Before coming face to face with the scary side of RSV, I never imagined I’d sit at my child’s bedside and watch them silently fight to live. I never imagined I’d question whether or not my child was going to make it. I never imagined I’d call our priest and ask him to please send someone to bless our newborn in his PICU room—just in case. I never imagined any of this would be the case for us. I don’t think anyone ever does.
I share my son’s story to say the following: please, please protect your babies. If you’re not comfortable having company during RSV season, don’t. If you’d rather not allow others to hold your newborn, don’t. If you’re worried about how grandparents might react to your “no kissing the baby” policy, forget about their feelings. They don’t matter. Your child’s health, well-being, and life do. Don’t ever feel guilty for doing what you need to do. RSV might be “just a cold” to some, but it’s much too great of a risk to take on the tiniest of babies.
In addition, please protect other people’s babies.
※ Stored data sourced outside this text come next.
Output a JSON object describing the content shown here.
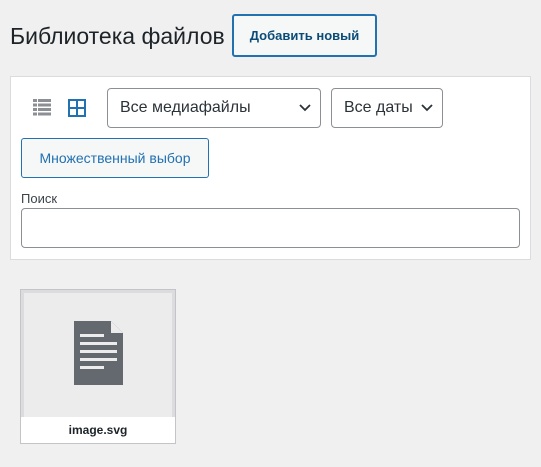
{
  "header": {
    "title": "Библиотека файлов",
    "add_new_label": "Добавить новый"
  },
  "toolbar": {
    "view_modes": [
      {
        "name": "list-view",
        "icon": "list-icon",
        "active": false
      },
      {
        "name": "grid-view",
        "icon": "grid-icon",
        "active": true
      }
    ],
    "media_filter": {
      "selected": "Все медиафайлы"
    },
    "date_filter": {
      "selected": "Все даты"
    },
    "bulk_select_label": "Множественный выбор",
    "search": {
      "label": "Поиск",
      "value": "",
      "placeholder": ""
    }
  },
  "attachments": [
    {
      "filename": "image.svg",
      "icon": "document-icon"
    }
  ],
  "colors": {
    "accent": "#2271b1",
    "accent_dark": "#0a4b78",
    "background": "#f0f0f1",
    "icon_inactive": "#8c8f94",
    "doc_icon": "#646970"
  }
}
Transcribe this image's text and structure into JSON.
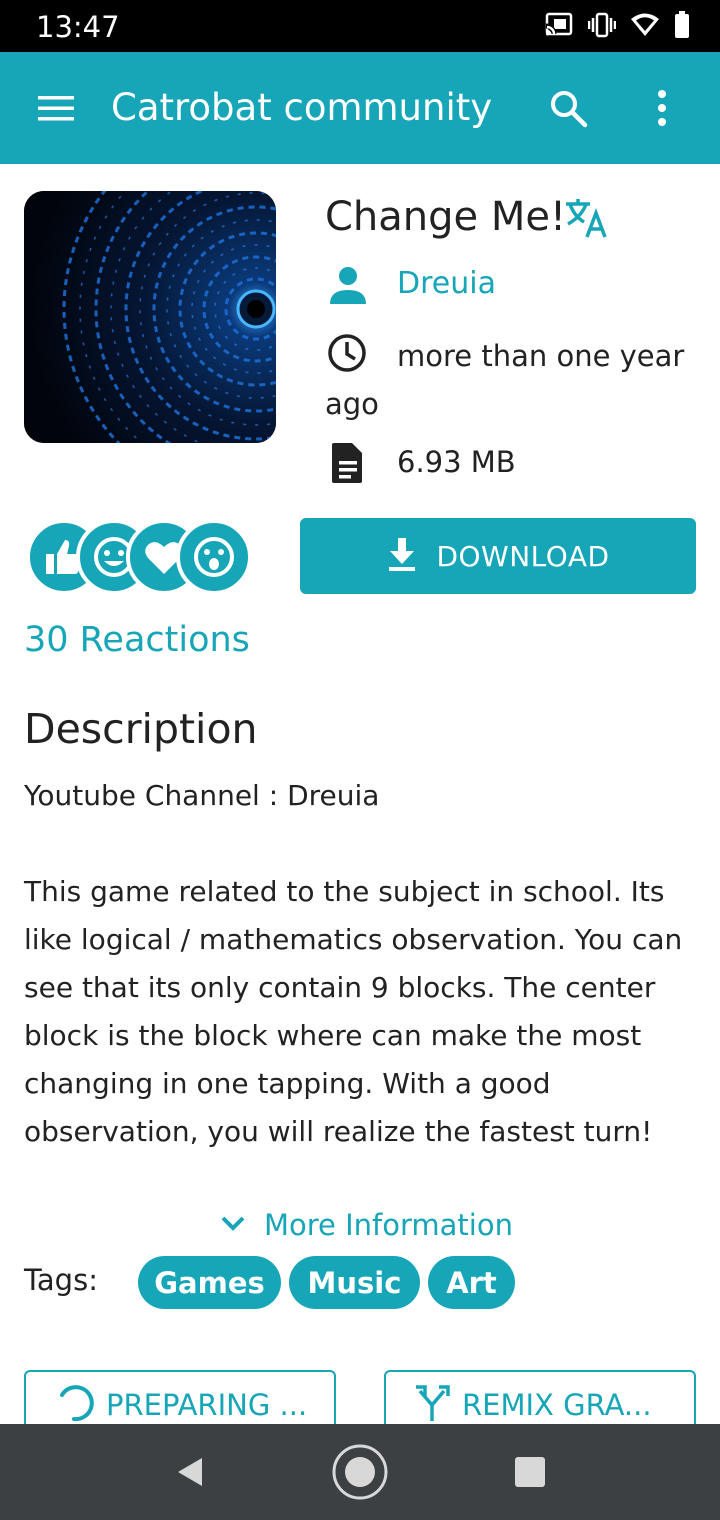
{
  "status_bar": {
    "time": "13:47",
    "icons": [
      "cast-icon",
      "vibrate-icon",
      "wifi-icon",
      "battery-icon"
    ]
  },
  "app_bar": {
    "title": "Catrobat community",
    "menu_icon": "hamburger-menu-icon",
    "search_icon": "search-icon",
    "overflow_icon": "more-vert-icon"
  },
  "project": {
    "title": "Change Me!",
    "translate_icon": "translate-icon",
    "author": "Dreuia",
    "uploaded": "more than one year ago",
    "size": "6.93 MB",
    "download_label": "DOWNLOAD",
    "reactions_label": "30 Reactions",
    "reaction_icons": [
      "thumbs-up-icon",
      "smile-icon",
      "heart-icon",
      "wow-icon"
    ]
  },
  "description": {
    "heading": "Description",
    "paragraphs": [
      "Youtube Channel : Dreuia",
      "This game related to the subject in school. Its like logical / mathematics observation. You can see that its only contain 9 blocks. The center block is the block where can make the most changing in one tapping. With a good observation, you will realize the fastest turn!"
    ],
    "more_info_label": "More Information"
  },
  "tags": {
    "label": "Tags:",
    "items": [
      "Games",
      "Music",
      "Art"
    ]
  },
  "actions": {
    "preparing_label": "PREPARING ...",
    "remix_label": "REMIX GRA..."
  },
  "colors": {
    "accent": "#17a5b8",
    "status_bar": "#000000",
    "nav_bar": "#3c4043",
    "text": "#222222"
  }
}
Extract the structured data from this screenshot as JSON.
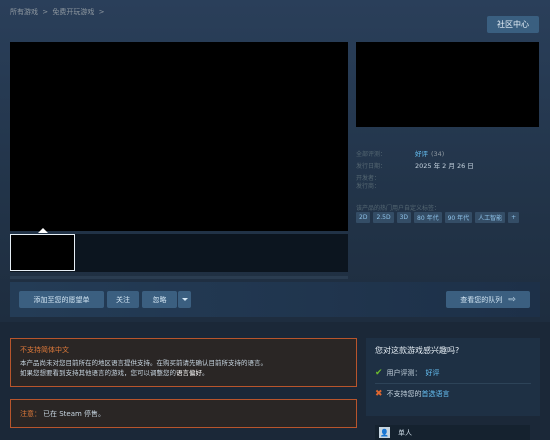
{
  "breadcrumb": [
    "所有游戏",
    ">",
    "免费开玩游戏",
    ">"
  ],
  "community_button": "社区中心",
  "info": {
    "review_label": "全部评测：",
    "review_value": "好评",
    "review_count": "(34)",
    "release_label": "发行日期：",
    "release_value": "2025 年 2 月 26 日",
    "developer_label": "开发者：",
    "publisher_label": "发行商："
  },
  "tags_label": "该产品的热门用户自定义标签：",
  "tags": [
    "2D",
    "2.5D",
    "3D",
    "80 年代",
    "90 年代",
    "人工智能",
    "+"
  ],
  "actions": {
    "wishlist": "添加至您的愿望单",
    "follow": "关注",
    "ignore": "忽略",
    "queue": "查看您的队列"
  },
  "warning": {
    "title": "不支持简体中文",
    "line1": "本产品尚未对您目前所在的地区语言提供支持。在购买前请先确认目前所支持的语言。",
    "line2_prefix": "如果您想要看到支持其他语言的游戏，您可以调整您的",
    "line2_link": "语言偏好",
    "line2_suffix": "。"
  },
  "note": {
    "label": "注意：",
    "text": "已在 Steam 停售。"
  },
  "interest": {
    "title": "您对这款游戏感兴趣吗?",
    "review_label": "用户评测：",
    "review_value": "好评",
    "language_prefix": "不支持您的",
    "language_link": "首选语言"
  },
  "feature": {
    "icon": "person-icon",
    "label": "单人"
  },
  "colors": {
    "background": "#1b2838",
    "accent_blue": "#66c0f4",
    "warning_orange": "#e07a3a",
    "ok_green": "#6cba2e"
  }
}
Don’t kiss someone else’s newborn. Respect their parents’ boundaries. Don’t beg to hold them. Wash your hands before visiting. Don’t visit if you’re even the slightest bit under the weather. All of this sounds so basic, and it is—until it isn’t.
Nobody wants to witness their baby nearly lifeless on a hospital bed. Nobody. There’s no such thing as being too protective of a newborn during RSV season. Please, take my word seriously. Those babies are counting on you.